Según el ranking de competitividad, divulgado este miércoles, Brasil cae al 56º lugar de la lista, que lideran Estados Unidos, Hong Kong, Singapur y Suiza.

Entre los países latinoamericanos, Chile ocupa la mejor posición, en el número 35, seguido de México (39º).

En el caso brasileño, tras ser superado por Bulgaria y Eslovenia, Brasil pierde un 20% en seis años, y apenas aparece por delante de países como Mongolia, Croacia, Argentina, Ucrania y Venezuela entre las 61 naciones analizadas.

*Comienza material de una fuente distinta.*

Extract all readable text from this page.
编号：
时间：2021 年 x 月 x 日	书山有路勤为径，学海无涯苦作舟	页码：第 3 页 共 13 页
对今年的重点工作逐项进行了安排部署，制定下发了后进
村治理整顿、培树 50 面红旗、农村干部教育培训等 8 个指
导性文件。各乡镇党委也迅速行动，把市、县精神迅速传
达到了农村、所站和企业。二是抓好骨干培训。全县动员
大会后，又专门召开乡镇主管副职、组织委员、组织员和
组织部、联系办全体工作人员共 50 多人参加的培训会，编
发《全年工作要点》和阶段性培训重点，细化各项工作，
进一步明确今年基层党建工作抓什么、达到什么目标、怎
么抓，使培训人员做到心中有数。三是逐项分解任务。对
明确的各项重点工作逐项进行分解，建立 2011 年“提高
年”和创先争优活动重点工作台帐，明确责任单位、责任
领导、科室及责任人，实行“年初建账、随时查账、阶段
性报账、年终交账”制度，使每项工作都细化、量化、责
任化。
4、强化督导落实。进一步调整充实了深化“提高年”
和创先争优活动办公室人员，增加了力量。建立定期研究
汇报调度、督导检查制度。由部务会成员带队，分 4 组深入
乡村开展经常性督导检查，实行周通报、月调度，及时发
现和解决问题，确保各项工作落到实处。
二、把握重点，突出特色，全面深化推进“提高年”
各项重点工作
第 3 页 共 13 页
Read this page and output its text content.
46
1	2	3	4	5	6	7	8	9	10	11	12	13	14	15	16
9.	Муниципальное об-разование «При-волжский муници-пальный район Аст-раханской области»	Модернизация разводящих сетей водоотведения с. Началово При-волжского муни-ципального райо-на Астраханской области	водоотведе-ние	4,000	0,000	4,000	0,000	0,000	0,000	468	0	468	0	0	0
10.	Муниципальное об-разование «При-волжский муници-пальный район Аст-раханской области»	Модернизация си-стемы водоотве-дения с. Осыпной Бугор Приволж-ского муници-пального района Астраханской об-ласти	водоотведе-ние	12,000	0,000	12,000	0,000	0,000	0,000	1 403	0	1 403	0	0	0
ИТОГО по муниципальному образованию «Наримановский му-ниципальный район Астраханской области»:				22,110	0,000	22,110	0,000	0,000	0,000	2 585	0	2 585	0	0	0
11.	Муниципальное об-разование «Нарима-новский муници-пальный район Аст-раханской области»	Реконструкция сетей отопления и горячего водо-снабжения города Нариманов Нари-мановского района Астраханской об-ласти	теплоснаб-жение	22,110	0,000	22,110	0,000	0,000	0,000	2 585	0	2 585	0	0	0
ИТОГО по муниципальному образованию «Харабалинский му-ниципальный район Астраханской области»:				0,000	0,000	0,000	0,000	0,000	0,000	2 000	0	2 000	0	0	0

Según el texto, las mayores pérdidas de Brasil vinieron por su "desempeño en la economía", donde cayó ocho posiciones en un año. En este apartado, en empleo bajó 15 puestos, mientras que en economía doméstica, cedió otras siete casillas. En precios, el descenso fue de tres plazas.

"Pese a que Brasil se mantiene como la séptima mayor economía del mundo, la desaceleración interna vivida por el país influenció negativamente en su capacidad competitiva. El crecimiento del Producto Interior Bruto (PIB), de apenas un 0,1% en 2014, en contraste con la expansión de la economía mundial del 2,3%, colocó Brasil en la 56º posición", apunta el estudio.

Brasil también perdió puestos en "eficiencia del Gobierno", que analiza el impacto del ambiente político, institucional y de regular en la capacidad competitiva de los países. "Históricamente es el punto más crítico para la competitividad del país", sigue el texto.

Desde 2011, Brasil figura entre las cinco peores naciones en este factor, y en el ránking de este año, perdió dos puestos, llegando al 60º y penúltimo lugar, apenas por delante de Argentina.